Symposium:
"Wrapped In Code – The Future Of The Informed Body"

The symposium is the moment, in which workshops and hackspace of NODE get quiet and take a stand.  With a strong grounding in the present the symposium sets its sights on the future. Even with closed laptops, practice is still the center point. We ask our selves: What  can we do? What are the social and political dimensions of what we’re doing?

The symposium talks a lot of of technology and how to make things, but the focal point is how digital technology changes our own body. So it should be relevant to anybody. 

We bring a wide range of positions to the view. The view will be wide and rudimentary.  The Symposium is sub-divided into four thematically arranged panels with each focus on one particular aspect. We bring together just emerging positions (like in fashion and textile crafts) with well established disciplines (like in electronic music). We mix highly controversial positions (as in surveillance technologies) with universally accepted stances (as in prosthetics).  Each of the four panel starts with an introductory talk by each participant, and will continue in a discussion. 

 

Date:
Thu April 30th 2015,

Doors open 09:30,  Start 10:00 

Mousonturm, Saal

Admission:
Single Tickets via Mousonturm at € 66,-
Workshop Pass holders: This event is included. Seats are limited and are assigned on a first come, first serve basis at the doors.

 

10:00 Keynote & Introduction

Designers and artists continually explore the market for niches and new ideas. Clever product developers release new products every day which allow the human body to communicate more effectively, more beautifully, more incidental and more intelligently with the digital machines that surround us. Everything is measurable, the slightest impulse of human behavior can be stored, processed and reacted upon. The body can be monitored, controlled, optimized and annihilated with code. But what does this do with our body?

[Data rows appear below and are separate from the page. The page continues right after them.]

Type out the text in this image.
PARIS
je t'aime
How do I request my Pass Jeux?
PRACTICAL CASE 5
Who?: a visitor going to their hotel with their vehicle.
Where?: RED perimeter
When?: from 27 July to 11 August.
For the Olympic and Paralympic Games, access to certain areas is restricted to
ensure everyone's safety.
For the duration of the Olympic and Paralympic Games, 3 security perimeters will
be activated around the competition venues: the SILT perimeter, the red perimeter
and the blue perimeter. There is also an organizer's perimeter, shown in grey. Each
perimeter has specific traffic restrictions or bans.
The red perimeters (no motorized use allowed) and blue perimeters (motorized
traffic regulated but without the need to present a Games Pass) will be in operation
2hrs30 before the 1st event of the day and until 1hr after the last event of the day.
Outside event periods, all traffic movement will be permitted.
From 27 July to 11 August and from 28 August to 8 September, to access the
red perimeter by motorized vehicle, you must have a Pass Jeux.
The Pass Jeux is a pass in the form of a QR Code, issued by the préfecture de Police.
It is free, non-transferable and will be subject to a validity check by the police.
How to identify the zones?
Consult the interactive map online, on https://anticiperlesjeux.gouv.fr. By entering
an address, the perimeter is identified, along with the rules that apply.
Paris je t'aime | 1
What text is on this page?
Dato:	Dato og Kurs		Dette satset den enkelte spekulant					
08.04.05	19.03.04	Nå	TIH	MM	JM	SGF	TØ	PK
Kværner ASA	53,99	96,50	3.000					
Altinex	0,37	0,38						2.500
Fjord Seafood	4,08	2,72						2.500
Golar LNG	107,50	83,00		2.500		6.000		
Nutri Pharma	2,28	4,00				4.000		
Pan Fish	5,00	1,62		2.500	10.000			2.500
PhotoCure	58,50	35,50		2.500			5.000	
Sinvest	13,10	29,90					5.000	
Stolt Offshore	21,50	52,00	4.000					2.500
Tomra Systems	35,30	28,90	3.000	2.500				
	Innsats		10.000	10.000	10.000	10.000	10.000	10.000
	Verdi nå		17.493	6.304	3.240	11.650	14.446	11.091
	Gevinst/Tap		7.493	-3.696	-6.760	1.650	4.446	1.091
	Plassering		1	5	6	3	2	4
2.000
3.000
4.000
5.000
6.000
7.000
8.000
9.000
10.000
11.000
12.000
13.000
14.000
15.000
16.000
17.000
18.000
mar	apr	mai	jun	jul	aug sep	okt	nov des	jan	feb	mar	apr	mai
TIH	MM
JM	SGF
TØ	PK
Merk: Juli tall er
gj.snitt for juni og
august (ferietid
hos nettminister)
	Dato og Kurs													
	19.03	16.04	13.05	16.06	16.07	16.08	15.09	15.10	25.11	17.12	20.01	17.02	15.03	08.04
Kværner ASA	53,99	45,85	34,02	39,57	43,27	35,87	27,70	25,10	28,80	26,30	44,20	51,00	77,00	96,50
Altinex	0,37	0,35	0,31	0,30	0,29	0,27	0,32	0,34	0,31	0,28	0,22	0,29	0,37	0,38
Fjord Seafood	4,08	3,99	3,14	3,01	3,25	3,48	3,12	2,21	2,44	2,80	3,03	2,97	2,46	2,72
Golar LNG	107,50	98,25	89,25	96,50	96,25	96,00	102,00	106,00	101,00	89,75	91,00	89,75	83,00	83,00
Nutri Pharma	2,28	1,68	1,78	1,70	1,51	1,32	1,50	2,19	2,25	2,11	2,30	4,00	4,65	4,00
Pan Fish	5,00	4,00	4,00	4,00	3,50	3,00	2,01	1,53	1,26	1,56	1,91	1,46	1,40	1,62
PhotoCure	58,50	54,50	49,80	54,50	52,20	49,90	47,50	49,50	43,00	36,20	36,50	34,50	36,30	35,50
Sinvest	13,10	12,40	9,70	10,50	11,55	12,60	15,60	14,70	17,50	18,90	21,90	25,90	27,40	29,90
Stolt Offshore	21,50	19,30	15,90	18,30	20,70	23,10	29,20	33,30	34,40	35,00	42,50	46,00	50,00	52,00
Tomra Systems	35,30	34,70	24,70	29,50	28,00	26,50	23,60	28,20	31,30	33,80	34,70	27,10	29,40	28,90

Who twists whom around the finger? Digital technology is not supposed to stop at your finger tips, even if the word its self may suggest that. New systems react on sheer presence, to winks and gestures, monitor the slightest blink of the eye, capture muscle tensions, and subtle changes in our biochemistry. But where does that leave us, the inhabitants of this human body?

The symposium is curated and introduced by Sebastian Oschatz who had sparked and architected the development of vvvv at MESO in 1998. He programmed many of the quirkier nodes in vvvv. Sebastian has been following digital media since he got access to an Sinclair ZX80. He worked with electronics, video and music and studied computer science. Until 1994 he was part of the music project Oval, which pioneered experimental glitch aesthetic with an accessible pop sensibility.   With a wide range of interests he has teached history of technology and interaction design at various universities.  

11:30 Panel “The Invisible Interface and the Future of Politics and Power”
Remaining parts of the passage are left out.